Ten overvloede overweegt de kinderrechter dat gemeenten een jeugdhulpplicht hebben. In de Jeugdwet is opgenomen dat de gemeente verantwoordelijk is voor jeugdhulp en de uitvoering van kinderbeschermingsmaatregelen en jeugdreclassering. Dit houdt in ieder geval in dat de gemeente de jeugdhulp inzet die de GI nodig acht bij de uitvoering van een kinderbeschermingsmaatregel of die noodzakelijk is in verband met de tenuitvoerlegging van een machtiging tot uithuisplaatsing (artikel 2.4, tweede lid, onder b, Jeugdwet) . Daarbij is de gemeente er verantwoordelijk voor dat jeugdhulp op een laagdrempelige en herkenbare manier wordt aangeboden en te allen tijde bereikbaar en beschikbaar is in situaties waar onmiddellijke uitvoering van taken is geboden (artikel 2.6, eerste lid, onder b, Jeugdwet) .

6De beslissing


De kinderrechter:

6.1.

verlengt de machtiging tot uithuisplaatsing van de minderjarigen:
- [de minderjarige 1], geboren op
[geboortedatum] te [plaats] ;

- [de minderjarige 2], geboren op [geboortedatum] te
[plaats] ;
- [de minderjarige 3], geboren op [geboortedatum] te
[plaats] ; in een accommodatie van een jeugdhulpaanbieder, voor de duur van
twee maanden, tot 7 november 2022;

6.2.

verklaart de beslissing onder 6.1. uitvoerbaar bij voorraad;

6.3.

verzoekt de Raad en de GI uiterlijk op 6 oktober 2022 schriftelijk verslag te doen van het verloop van de uithuisplaatsing van de kinderen met daarbij de mededeling of de financiering voor de hulpverlening is rondgekomen;

6.4.

houdt de beslissing op het verzoek van de Raad tot het verlenen van een machtiging uithuisplaatsing van de kinderen voor de overige vier maanden aan en bepaalt dat de behandeling van de zaak wordt voortgezet op 13 oktober om 13:00 uur in het gerechtsgebouw te Alkmaar.
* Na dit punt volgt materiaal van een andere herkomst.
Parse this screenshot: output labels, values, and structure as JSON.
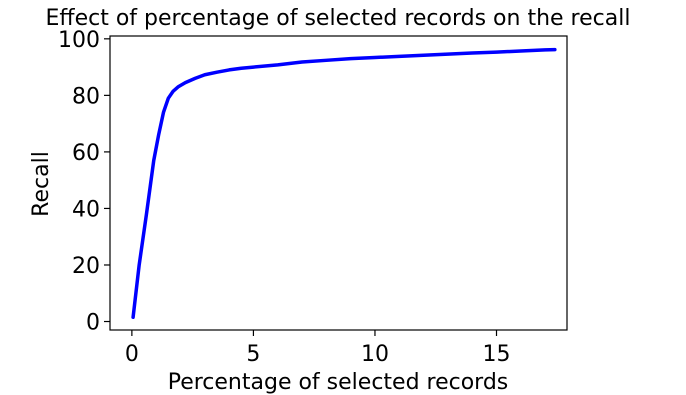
{
  "chart_data": {
    "type": "line",
    "title": "Effect of percentage of selected records on the recall",
    "xlabel": "Percentage of selected records",
    "ylabel": "Recall",
    "xlim": [
      -0.9,
      17.9
    ],
    "ylim": [
      -3,
      101
    ],
    "xticks": [
      0,
      5,
      10,
      15
    ],
    "yticks": [
      0,
      20,
      40,
      60,
      80,
      100
    ],
    "grid": false,
    "series": [
      {
        "color": "#0000ff",
        "x": [
          0.05,
          0.3,
          0.6,
          0.9,
          1.1,
          1.3,
          1.5,
          1.7,
          1.9,
          2.2,
          2.6,
          3.0,
          3.5,
          4.0,
          4.5,
          5.0,
          6.0,
          7.0,
          8.0,
          9.0,
          10.0,
          11.0,
          12.0,
          13.0,
          14.0,
          15.0,
          16.0,
          17.0,
          17.4
        ],
        "y": [
          1.5,
          20,
          38,
          57,
          66,
          74,
          79,
          81.5,
          83,
          84.5,
          86,
          87.3,
          88.2,
          89.0,
          89.6,
          90.0,
          90.8,
          91.8,
          92.4,
          93.0,
          93.4,
          93.8,
          94.2,
          94.6,
          95.0,
          95.3,
          95.7,
          96.1,
          96.2
        ]
      }
    ]
  }
}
Deze beslissing is mondeling gegeven en in het openbaar uitgesproken op 22 augustus 2022 door mr. W.C. Oosterbroek, kinderrechter, in tegenwoordigheid van mr. D. Kramer, als griffier.

Deze beslissing is schriftelijk vastgesteld op 24 augustus 2022.

Hoger beroep tegen deze beschikking kan worden ingesteld:

- door de verzoekers en de belanghebbende(n) aan wie een afschrift van de beschikking is verstrekt of verzonden, binnen drie maanden na de dag van de uitspraak;

- door andere belanghebbenden binnen drie maanden na de betekening daarvan of nadat de beschikking aan hen op een andere wijze bekend is geworden.

Het hoger beroep moet, door tussenkomst van een advocaat, worden ingediend bij de griffie van het gerechtshof te Amsterdam.